Voies juridiquement garanties permettant aux travailleurs de l'IA de signaler des préoccupations de sûreté à un régulateur ou à un organe de surveillance, à l'abri de toute responsabilité, même lorsque le comportement signalé n'est pas illégal en soi.

2

Limites aux contrats de silence

Restrictions sur l’usage des clauses de confidentialité et de non-dénigrement pour étouffer des préoccupations de sécurité formulées de bonne foi, afin que signaler un danger ne puisse pas coûter à un employé sa rémunération acquise.

3

Garanties anti-représailles

Une protection forte et applicable contre le licenciement, le blacklisting ou d'autres représailles pour les divulgations protégées, avec de vrais recours.

4

Un organisme pour recevoir les avertissements

Une autorité de surveillance (un régulateur ou un institut de sécurité) dotée du mandat et de l’expertise nécessaires pour agir sur les divulgations plutôt que de les laisser disparaître.

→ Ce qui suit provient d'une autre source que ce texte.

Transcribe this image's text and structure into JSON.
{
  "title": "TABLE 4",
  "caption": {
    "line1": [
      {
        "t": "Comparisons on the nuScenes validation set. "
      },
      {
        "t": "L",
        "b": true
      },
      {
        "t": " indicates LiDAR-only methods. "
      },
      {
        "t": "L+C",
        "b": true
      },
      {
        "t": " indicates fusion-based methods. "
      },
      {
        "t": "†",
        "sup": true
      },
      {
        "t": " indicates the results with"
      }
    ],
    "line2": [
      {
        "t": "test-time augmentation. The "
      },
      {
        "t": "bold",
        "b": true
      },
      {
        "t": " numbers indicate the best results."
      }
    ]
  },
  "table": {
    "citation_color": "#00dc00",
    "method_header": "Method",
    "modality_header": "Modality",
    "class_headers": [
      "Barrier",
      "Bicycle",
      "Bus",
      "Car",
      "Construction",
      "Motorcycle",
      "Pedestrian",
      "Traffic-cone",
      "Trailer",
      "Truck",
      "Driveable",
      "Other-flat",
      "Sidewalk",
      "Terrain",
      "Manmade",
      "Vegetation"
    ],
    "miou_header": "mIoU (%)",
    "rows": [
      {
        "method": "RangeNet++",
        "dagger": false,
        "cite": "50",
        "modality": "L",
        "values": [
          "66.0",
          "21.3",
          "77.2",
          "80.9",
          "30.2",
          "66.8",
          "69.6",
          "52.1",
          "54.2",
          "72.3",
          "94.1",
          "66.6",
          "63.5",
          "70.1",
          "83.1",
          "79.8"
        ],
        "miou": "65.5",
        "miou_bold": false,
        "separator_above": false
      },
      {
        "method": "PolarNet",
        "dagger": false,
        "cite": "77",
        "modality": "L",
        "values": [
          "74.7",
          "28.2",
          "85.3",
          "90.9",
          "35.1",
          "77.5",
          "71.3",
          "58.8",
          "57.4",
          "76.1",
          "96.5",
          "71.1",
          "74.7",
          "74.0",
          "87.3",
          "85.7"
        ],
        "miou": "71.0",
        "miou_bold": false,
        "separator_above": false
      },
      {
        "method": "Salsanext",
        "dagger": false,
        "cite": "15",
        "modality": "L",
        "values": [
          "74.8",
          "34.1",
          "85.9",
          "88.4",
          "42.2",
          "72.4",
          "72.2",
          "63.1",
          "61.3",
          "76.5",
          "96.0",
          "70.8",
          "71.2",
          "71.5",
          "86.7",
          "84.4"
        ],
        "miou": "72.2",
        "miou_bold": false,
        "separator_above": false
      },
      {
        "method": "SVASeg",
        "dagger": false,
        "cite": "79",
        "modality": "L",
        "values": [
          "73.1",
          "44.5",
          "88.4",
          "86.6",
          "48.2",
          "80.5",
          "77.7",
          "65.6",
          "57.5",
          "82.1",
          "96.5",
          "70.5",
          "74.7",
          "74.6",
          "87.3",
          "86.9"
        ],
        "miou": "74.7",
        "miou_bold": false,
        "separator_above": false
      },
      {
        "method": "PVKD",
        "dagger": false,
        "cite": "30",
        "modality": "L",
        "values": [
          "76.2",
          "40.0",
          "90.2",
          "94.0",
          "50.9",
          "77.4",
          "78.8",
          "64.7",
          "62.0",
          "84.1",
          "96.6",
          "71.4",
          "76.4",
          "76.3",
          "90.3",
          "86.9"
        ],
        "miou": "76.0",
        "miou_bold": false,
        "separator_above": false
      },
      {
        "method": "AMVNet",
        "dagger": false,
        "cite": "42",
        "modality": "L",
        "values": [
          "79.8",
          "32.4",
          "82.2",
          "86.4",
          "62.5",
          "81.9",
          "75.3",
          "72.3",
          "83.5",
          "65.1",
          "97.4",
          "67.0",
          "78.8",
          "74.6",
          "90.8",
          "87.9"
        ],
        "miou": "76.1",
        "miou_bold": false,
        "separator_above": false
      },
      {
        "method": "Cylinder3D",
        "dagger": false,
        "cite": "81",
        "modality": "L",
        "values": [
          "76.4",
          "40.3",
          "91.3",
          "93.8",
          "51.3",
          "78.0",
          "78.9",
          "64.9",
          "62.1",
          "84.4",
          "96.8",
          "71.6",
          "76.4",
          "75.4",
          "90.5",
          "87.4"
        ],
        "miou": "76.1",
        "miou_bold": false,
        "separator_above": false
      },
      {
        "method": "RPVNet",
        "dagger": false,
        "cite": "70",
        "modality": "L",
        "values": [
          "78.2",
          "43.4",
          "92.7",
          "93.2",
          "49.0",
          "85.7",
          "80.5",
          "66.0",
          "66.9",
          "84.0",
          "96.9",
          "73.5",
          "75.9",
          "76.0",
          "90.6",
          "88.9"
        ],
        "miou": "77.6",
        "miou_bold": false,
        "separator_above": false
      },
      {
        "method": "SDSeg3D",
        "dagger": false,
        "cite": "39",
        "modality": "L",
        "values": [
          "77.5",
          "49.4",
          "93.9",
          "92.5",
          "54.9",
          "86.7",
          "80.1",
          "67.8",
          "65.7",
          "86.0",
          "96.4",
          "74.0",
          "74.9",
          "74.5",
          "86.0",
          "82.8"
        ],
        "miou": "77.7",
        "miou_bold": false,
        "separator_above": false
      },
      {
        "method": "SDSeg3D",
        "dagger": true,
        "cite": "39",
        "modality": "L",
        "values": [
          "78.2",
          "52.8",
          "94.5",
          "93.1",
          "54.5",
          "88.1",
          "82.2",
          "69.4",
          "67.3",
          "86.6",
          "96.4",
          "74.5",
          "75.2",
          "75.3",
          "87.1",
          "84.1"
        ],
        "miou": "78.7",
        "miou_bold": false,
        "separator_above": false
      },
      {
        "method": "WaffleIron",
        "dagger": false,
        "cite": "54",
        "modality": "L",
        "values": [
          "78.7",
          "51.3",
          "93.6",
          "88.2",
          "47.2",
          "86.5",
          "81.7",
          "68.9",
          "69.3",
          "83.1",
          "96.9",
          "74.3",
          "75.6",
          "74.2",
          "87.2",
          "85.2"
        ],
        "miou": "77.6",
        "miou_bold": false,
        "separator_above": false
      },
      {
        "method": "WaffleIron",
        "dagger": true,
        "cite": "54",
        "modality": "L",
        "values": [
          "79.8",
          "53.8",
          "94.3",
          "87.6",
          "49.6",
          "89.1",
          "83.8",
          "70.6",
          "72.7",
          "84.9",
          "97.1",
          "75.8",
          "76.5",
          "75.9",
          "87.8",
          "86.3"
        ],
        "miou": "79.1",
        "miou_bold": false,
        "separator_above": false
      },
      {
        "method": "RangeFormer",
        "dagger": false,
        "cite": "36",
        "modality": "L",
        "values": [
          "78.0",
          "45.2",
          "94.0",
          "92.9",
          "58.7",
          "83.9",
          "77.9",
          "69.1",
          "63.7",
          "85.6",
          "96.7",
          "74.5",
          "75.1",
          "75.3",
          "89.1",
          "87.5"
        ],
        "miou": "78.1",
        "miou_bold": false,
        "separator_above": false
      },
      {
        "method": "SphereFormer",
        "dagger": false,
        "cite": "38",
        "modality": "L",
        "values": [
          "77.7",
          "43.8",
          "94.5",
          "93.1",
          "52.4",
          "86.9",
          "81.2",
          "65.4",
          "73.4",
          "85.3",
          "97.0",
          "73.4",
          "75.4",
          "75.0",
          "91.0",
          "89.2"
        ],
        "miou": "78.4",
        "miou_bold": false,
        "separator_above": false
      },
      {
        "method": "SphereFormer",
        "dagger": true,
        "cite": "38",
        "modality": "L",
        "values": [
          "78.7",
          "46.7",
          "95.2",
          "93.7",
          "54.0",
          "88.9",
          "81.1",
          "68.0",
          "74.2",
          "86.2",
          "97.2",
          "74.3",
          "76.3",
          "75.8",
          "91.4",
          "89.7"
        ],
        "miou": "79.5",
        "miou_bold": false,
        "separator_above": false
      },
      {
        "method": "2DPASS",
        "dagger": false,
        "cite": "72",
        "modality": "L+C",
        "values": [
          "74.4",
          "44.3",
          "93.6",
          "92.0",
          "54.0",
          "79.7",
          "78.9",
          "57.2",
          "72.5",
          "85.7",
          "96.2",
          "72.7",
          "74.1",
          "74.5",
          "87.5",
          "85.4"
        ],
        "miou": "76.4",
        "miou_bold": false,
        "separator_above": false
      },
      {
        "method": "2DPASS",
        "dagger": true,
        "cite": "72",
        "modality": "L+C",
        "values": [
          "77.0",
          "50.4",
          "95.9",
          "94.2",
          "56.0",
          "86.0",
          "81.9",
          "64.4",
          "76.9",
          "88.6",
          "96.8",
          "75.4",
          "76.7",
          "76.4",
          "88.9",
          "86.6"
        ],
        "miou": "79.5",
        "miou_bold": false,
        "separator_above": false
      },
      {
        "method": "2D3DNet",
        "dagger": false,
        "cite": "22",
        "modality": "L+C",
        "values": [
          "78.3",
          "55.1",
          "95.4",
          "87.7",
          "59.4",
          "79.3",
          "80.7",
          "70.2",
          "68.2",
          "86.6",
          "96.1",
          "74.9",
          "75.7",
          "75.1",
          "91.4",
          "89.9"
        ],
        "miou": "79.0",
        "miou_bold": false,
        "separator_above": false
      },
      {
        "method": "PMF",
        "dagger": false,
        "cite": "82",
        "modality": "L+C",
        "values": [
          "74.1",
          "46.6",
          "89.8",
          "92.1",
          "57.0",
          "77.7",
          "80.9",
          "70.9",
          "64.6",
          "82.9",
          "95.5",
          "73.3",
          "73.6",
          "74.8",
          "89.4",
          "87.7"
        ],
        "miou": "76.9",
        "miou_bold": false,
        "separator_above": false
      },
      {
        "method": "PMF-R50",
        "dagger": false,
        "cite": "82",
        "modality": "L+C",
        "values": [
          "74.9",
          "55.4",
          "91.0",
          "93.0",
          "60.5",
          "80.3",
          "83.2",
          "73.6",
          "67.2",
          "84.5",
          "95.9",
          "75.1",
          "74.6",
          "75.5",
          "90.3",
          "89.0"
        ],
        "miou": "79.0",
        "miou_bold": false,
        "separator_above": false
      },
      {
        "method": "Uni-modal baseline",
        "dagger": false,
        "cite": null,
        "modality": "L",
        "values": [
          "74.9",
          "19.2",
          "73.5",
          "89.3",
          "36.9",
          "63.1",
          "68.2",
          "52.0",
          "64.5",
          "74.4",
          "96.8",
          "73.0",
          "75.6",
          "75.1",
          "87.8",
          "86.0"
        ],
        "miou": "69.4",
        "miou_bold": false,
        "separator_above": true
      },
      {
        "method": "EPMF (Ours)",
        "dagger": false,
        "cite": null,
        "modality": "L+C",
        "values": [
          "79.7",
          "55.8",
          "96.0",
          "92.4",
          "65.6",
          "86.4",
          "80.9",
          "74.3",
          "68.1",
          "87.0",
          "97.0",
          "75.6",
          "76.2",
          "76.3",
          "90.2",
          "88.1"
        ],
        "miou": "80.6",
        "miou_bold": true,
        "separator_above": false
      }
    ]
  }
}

Tant que nous ne pourrons pas inspecter les laboratoires de l’extérieur, les personnes à l’intérieur sont nos détecteurs de fumée. Une loi qui permet à une entreprise de faire taire ses propres chercheurs sur un risque catastrophique est une loi qui désactive l’alarme.

Gérable, et un pont vers plus

La protection des lanceurs d’alerte possède une qualité rare dans la gouvernance de ASI : elle est réalisable par une législation nationale ordinaire, sans traité, sans consensus international et sans résoudre les questions difficiles des seuils et de la vérification. Toute juridiction qui héberge des laboratoires de pointe peut l’adopter unilatéralement, et cela renforcerait immédiatement la capacité mondiale à détecter les développements dangereux. C’est aussi un pont vers une gouvernance plus exigeante : les divulgations protégées qu’elle permet génèrent précisément le type d’informations internes dont les régulateurs, et finalement un régime international de vérification, auront besoin. Construire une vérification externe prendra des années. Protéger les insiders qui peuvent nous alerter entre-temps est quelque chose que les législateurs peuvent faire dès maintenant, et c’est l’une des mesures de sécurité les plus efficaces disponibles avant l’existence d’un traité.